Composites of biopolymers and ZnO NPs for controlled release of zinc in agricultural soils and timed delivery for maize

Abstract

Zinc deficiency is a widespread micronutrient deficiency problem affecting crops worldwide. Unlike conventional ionic fertilizers (Zn as salt or chelated forms), Zn-based engineered nanomaterials (ENMs) have the potential to release Zn in a controlled manner, reducing Zn losses through leaching upon application to soil. In this work, composites made of biopolymers (microcrystalline cellulose, chitosan and alginate) and ZnO nanoparticles (4-65% Zn w/w) were prepared. Their potential for Zn controlled release was tested in four agricultural soils of distinct pH and organic matter content over 30 days.

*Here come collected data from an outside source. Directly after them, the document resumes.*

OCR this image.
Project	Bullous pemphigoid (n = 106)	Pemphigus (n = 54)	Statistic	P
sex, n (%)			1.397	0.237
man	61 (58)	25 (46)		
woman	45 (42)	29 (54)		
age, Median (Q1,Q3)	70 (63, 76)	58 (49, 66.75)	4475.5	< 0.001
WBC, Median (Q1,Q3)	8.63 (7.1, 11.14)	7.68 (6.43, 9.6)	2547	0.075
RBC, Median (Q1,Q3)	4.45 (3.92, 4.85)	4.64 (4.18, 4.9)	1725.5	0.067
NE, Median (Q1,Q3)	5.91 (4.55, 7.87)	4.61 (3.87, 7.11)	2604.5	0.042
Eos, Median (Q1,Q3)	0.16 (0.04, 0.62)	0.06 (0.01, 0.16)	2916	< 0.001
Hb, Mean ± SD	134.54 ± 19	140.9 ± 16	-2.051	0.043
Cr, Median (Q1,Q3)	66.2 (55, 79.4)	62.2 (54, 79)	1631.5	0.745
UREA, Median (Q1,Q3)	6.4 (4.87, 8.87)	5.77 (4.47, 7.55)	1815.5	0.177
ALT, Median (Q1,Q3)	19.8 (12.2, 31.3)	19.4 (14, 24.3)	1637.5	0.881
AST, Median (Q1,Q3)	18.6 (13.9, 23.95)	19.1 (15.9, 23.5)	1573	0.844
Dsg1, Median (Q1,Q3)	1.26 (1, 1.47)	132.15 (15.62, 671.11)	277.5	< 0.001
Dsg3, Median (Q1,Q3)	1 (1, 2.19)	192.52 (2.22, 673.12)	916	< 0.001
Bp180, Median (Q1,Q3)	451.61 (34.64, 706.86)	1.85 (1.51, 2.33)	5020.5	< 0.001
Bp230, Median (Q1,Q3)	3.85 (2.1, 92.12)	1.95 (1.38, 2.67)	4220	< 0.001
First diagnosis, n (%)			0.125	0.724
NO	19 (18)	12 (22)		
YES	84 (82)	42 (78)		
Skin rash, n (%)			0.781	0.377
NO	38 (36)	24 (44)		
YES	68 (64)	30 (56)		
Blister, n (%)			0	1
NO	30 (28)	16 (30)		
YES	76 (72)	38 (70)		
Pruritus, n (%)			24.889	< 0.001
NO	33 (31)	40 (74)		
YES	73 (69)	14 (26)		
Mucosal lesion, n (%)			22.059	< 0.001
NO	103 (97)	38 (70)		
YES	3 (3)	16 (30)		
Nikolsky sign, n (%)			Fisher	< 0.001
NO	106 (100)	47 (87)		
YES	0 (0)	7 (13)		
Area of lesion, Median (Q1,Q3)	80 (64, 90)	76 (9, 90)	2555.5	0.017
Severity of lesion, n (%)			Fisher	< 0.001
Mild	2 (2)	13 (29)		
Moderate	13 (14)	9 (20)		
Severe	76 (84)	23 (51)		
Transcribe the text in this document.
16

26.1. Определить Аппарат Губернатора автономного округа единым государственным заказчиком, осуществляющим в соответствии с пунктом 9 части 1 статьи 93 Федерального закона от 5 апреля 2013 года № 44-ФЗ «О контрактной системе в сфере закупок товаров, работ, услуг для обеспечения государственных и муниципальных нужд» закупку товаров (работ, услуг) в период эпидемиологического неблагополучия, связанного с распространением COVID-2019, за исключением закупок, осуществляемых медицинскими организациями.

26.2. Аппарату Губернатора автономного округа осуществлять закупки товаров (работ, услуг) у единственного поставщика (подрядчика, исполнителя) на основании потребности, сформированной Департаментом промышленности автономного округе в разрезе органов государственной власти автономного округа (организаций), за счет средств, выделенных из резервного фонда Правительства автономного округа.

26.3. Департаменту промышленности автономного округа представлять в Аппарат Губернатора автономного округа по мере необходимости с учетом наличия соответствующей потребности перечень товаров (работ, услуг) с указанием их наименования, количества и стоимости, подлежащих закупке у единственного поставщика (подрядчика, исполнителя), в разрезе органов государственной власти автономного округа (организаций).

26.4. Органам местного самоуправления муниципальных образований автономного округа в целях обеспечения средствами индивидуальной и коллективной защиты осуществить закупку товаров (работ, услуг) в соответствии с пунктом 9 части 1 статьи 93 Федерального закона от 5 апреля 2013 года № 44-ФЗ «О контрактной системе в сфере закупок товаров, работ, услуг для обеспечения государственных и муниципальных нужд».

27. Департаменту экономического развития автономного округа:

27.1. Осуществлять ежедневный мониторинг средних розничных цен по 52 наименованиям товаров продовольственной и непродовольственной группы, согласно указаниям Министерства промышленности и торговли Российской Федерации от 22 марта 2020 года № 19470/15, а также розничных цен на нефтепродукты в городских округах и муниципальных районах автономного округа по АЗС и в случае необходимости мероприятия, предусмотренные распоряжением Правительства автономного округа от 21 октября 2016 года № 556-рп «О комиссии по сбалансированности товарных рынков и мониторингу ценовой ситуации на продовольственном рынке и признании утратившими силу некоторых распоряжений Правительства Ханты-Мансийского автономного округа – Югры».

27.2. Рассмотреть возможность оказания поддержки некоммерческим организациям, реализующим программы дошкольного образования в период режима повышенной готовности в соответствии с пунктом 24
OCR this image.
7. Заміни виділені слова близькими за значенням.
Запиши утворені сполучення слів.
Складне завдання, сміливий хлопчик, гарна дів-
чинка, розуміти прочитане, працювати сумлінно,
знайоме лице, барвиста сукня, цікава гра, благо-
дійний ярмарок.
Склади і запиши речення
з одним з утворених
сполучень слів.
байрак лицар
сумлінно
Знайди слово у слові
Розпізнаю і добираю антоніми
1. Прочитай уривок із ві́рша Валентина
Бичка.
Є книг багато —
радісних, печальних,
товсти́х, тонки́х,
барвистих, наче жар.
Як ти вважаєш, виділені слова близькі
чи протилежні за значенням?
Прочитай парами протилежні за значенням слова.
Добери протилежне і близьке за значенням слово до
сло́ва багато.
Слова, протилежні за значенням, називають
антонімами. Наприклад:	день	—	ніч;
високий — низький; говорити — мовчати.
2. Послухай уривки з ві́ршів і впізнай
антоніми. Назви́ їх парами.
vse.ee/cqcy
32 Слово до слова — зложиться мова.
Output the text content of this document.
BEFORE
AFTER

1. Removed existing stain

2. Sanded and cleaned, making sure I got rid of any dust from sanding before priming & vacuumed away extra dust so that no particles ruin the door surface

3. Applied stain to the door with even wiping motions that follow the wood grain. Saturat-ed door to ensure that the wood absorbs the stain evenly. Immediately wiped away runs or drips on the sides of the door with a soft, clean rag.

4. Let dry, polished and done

While conventionally used Zn salts leached from the soil resulting in very low CaCl2-extractable Zn concentration, Zn in ZnO NPs was less labile, and ZnO-biopolymers maintained a better constant supply of CaCl2-extractable Zn than all other treatments. ZnO NPs/alginate beads prepared by crosslinking with CaCl2 presented the slowest Zn release kinetics. As assessed with maize plants grown in poor Zn acidic soil (LUFA 2.1, pH=5.2), this constant Zn release from ZnO NPs/alginate beads resulted in a steadier Zn concentration in the soil pore water over time. These results further indicate that ZnO NPs/alginate beads could meet the maize Zn needs while avoiding the early stage Zn toxicity induced by conventional Zn supplies, demonstrating that these ENMs are a sustainable way to supply Zn in a controlled manner in acidic soils. The impact of plant exudates on Zn bioavailability in the soil under maize-root influence (rhizosphere) is also discussed, underlying the need to study the fate of micronutrients in the rhizosphere to better predict its long-term bioavailability in bulk soils.